André Bazin writes about visiting the To Catch a Thief set in Nice in “Hitchcocks versus Hitchcock” in Cahiers du Cinéma (Oct. 1954), which was translated and reprinted in the Bazin collection The Cinema of Cruelty: From Buñuel to Hitchcock (Seaver Books, 1982).

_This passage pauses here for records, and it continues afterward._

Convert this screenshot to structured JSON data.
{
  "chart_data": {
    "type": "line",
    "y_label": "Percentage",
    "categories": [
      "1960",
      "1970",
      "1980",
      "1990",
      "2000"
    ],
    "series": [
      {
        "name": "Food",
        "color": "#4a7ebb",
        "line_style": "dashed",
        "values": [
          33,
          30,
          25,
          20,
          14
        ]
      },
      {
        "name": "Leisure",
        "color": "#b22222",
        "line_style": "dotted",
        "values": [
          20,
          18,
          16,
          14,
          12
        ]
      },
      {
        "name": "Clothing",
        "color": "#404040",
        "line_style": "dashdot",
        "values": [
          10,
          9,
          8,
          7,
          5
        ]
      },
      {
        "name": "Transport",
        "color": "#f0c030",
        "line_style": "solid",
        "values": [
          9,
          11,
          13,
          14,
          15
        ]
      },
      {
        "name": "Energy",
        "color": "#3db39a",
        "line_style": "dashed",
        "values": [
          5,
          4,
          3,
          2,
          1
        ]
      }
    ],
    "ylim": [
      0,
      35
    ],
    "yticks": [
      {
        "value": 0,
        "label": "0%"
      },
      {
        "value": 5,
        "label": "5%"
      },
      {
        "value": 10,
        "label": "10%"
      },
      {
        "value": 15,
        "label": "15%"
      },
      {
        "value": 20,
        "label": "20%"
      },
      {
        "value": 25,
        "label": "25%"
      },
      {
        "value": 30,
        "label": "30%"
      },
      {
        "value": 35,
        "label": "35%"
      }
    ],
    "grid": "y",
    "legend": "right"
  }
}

Doris Day is quoted from Doris Day, Her Own Story by A. E. Hotchner (William Morrow, 1975) but I also consulted her Southern Methodist University oral history.
Hitchcock first talked about his television series in “Hitchcock, Master of Suspense, Turns to TV” by Cecil Smith in the Los Angeles Times (Sept. 11, 1955). As well as viewing all the television episodes Hitchcock directed, I have drawn on the research and scholarship of other authors. Key sources include “The Television Films of Alfred Hitchcock” by Steve Mamber in Cinema (fall 1971), “Hitchcock’s TV Films” by Jack Edmund Nolan in Film Fan Monthly (June 1968), “Hitchcock’s Forgotten Films: The Twenty Teleplays” by Gene D. Phillips in the Journal of Popular Film and Television (summer 1982), and, especially, John McCarty and Brian Kelleher’s Alfred Hitchcock Presents (St. Martin’s Press, 1985) and “Hitchcock’s Television Work” by J. L. Kuhns, from The Alfred Hitchcock Story, ed. Ken Mogg (Titan Books, 1999).